L’univers de la mode m’a toujours inspiré des sentiments contradictoires : à la fois de la fascination et de la répulsion. D’un côté, cette grande dame incarne la quête perpétuelle de la beauté, le renouvellement, le rêve. D’un autre côté, la superficialité, la futilité, l’éphémère, la prétention. Mais quand j’ai entendu parler de The September Issue, autour d'Anna Wintour, la célébrissime rédactrice en chef de l'édition américaine du magazine Vogue, qui a inspiré le génial roman de Lauren Weisberger (Le Diable s’habille en Prada), je n’ai pas pu résister.
Note :
Le documentaire est plutôt intéressant. R.J. Cutler y décrit la préparation du numéro de septembre 2008 (le mois le plus important dans l’univers de la mode), commencé six mois à l’avance (!). D’abord les shootings, avec plusieurs thèmes : color blocking, années 1920, matières et la Une avec Sienna Miller à Rome. On y découvre la directrice de la création, Grace Coddington, une femme intelligente, amusante et la seule qui sache tenir tête à Anna Wintour. Les photos qu’elle aide à produire sont démentielles. Des œuvres d’art. Puis, les virées dans les capitales européennes pour les défilés ou des excursions dans les ateliers de couturiers (tels que Jean-Paul Gaultier ou Karl Lagerfeld), un peu tremblants face à la diablesse. Et la présentation des dernières pièces par les créateurs eux-mêmes, qui se déplacent jusque dans les locaux de Vogue. Cet aperçu des coulisses du plus influent magazine féminin s’avère de ce point de vue très riche.

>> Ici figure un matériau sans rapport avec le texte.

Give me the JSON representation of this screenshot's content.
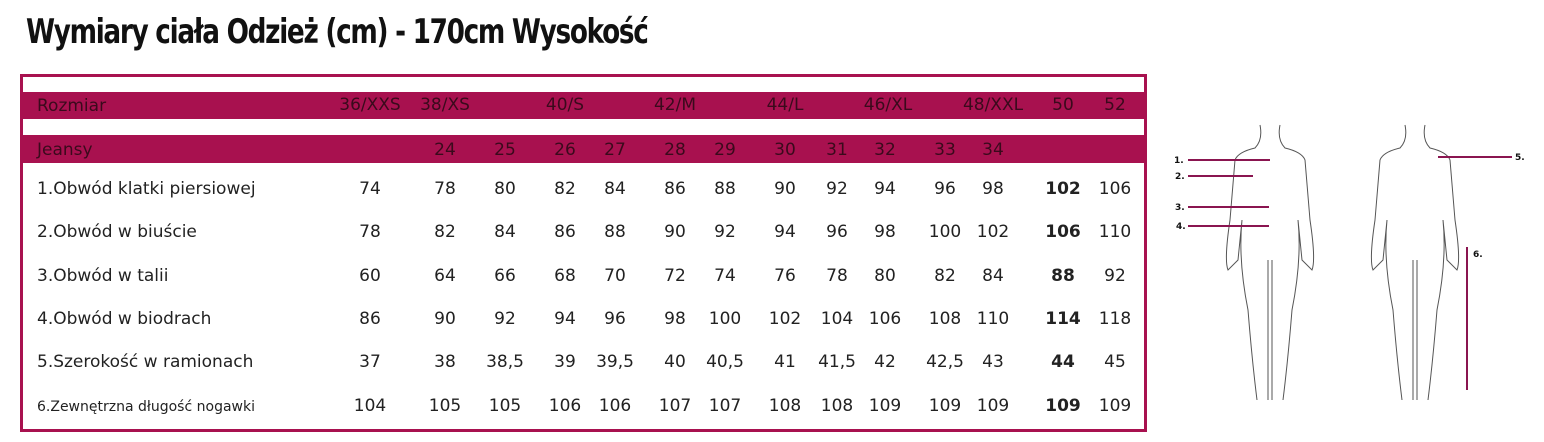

On comprend mieux le caractère de la Wintour, d’autant qu’elle se livre quelque peu, et que le documentariste est parvenu à s’inviter chez elle et rencontrer sa fille. Un portrait très humain, équilibré entre ses défauts (trop dirigiste, froide, dure, intransigeante) et des qualités suggérées (le sens indéniable de ce que sera la mode, la volonté d’aider ceux qui ont de la persévérance et du talent). Dommage, toutefois, que tant de portes restent fermées au documentariste. La rédaction des articles et les rapports entre Anna Wintour et les journalistes est, par exemple, à peine effleurée. Les rapports entre le magazine et la publicité, ô combien stratégiques et décisifs, ne sont, eux, même pas abordés.